Jmart on 18th Avenue at 82nd Street opened this Saturday.
People came on foot, by car, by bicycle, and the place was packed, testing parking lot’s capacity and layout (the one entrance and exit onto 18th Ave is going to be problematic, especially for left turns). But on Saturday they were not charging for parking.
The supermarket was overrun by customers on Saturday afternoon, and the following is a glimpse of offerings, by no means comprehensive. Some thoughts at the end.
There is lots of fresh produce:
There were great deals to be had on everything, from corn, to rice, to watermelons and more.
Rows of frozen delicacies:
Though at times the sheer number of choices and customers was overwhelming.
There are big fish and meat sections:
Lots of dried prawns and more:
Lines to checkout were moving slow and wrapped around the fresh produce section.
There were whole isles stocked with just soy sauce, ramen and candies:
There were regular eggs, along with fresh and preserved quail and duck eggs.
For those looking for non-asian products, there is bread, polish kielbasa, cereal and ice cream, as well as tons of fresh fruit and veggies.
I will certainly be back, most likely with a neighbor in tow who can explain what is what – there is much to learn for the uninitiated.
Neighbor Carmen Molina says she was pleasantly surprised at their “large shelf of Goya Foods… It’s like having the selection present and divided among all the small stores in the neighborhood in one: red, white, black, pinto beans, Jasmine, white, brown, large, medium, basmati rice, lentils, coconut milk, corned beef, roast beef, potted meat, four types of Spanish olives, mojo criollo, cooking wine, olive oil, adobo and boxed Spanish yellow rice. Also there are other latino brands, like Maggi and Canilla.”
This does not sound good for the future of the small stores.
Shoppers were glad with the variety, and happy with the deals.
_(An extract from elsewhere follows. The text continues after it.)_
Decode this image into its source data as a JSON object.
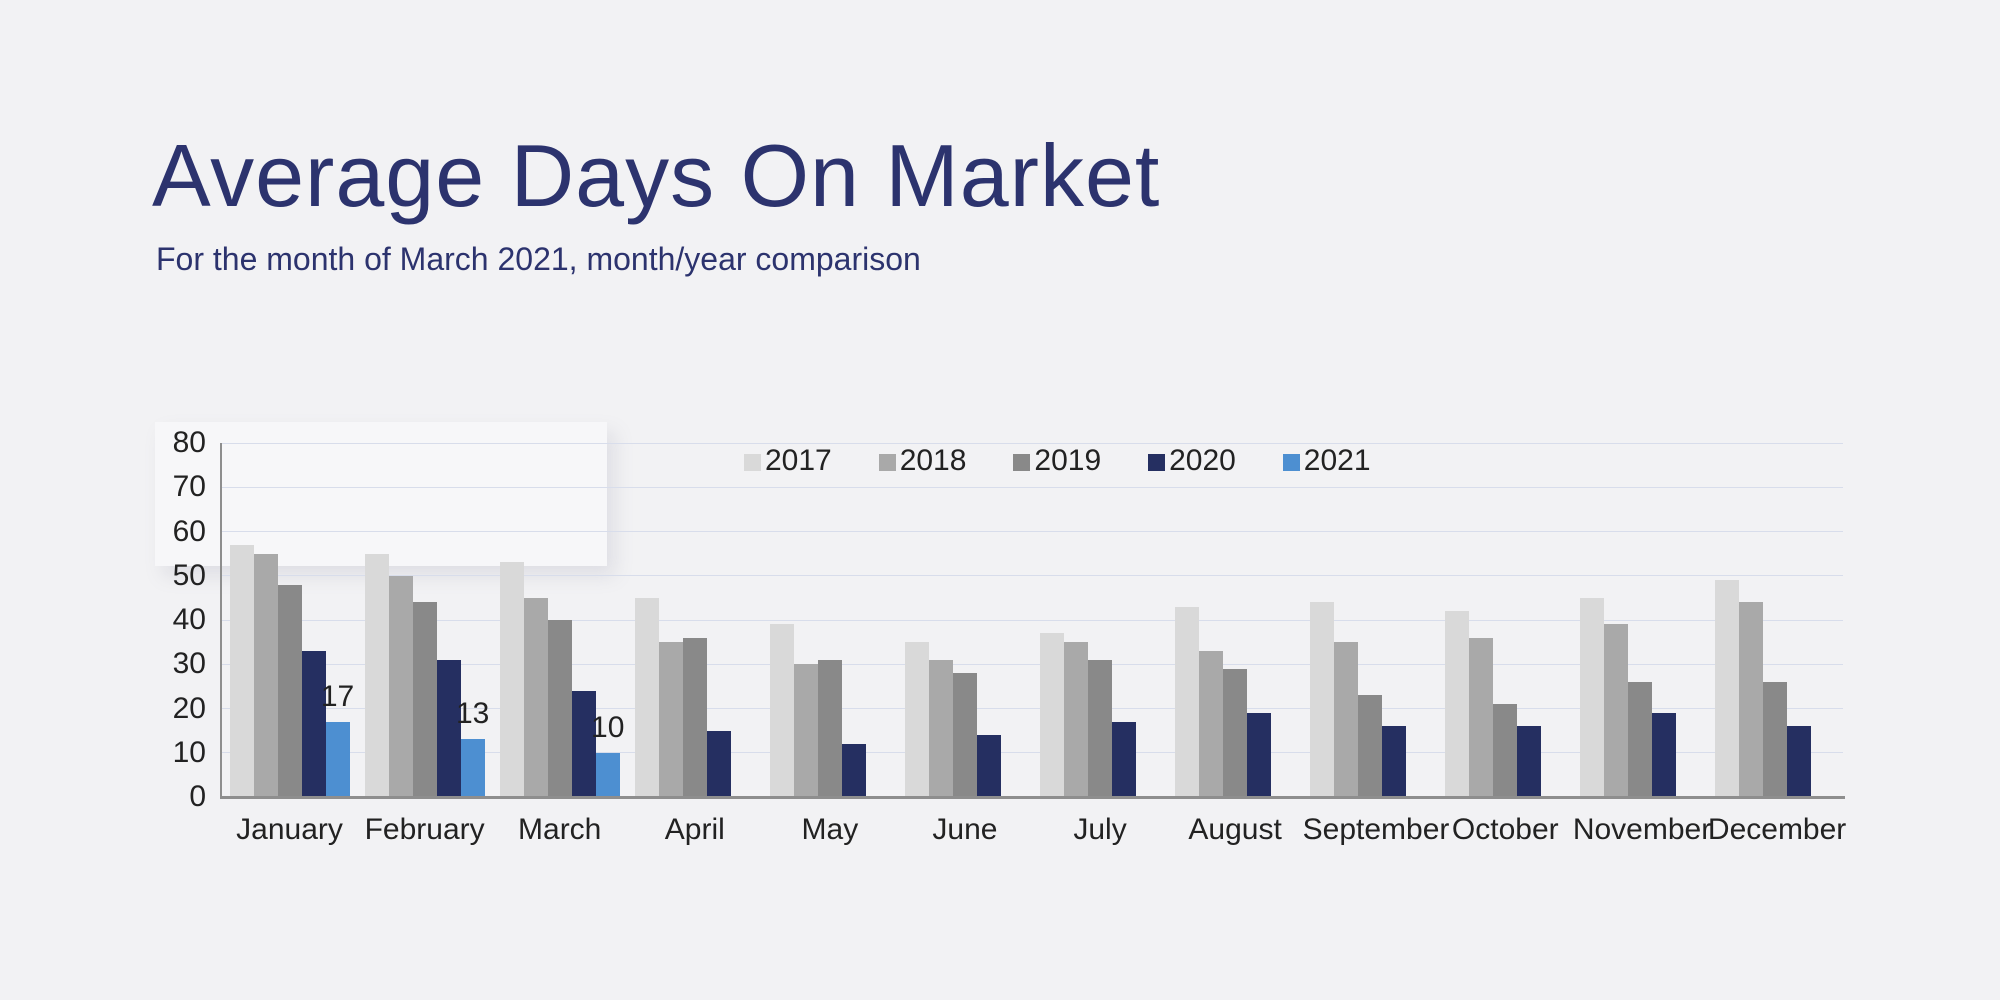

Their regular prices were in line with other neighborhood markets: 2 big mangos for $3.99 and $0.89 per pound of papaya. The products seemed to be about 80% asian, a mix of Japanese, Korean and Chinese for certain, but I did not succeed at exploring the entire store and I’m sure I missed some.
“Even for us this is overwhelming, because they have not just Chinese but Korean and other asian countries produce in the same place. For one thing now you have many options”, a Chinese family with three generations present concurred.
Judging by the crowds, this store will do very well.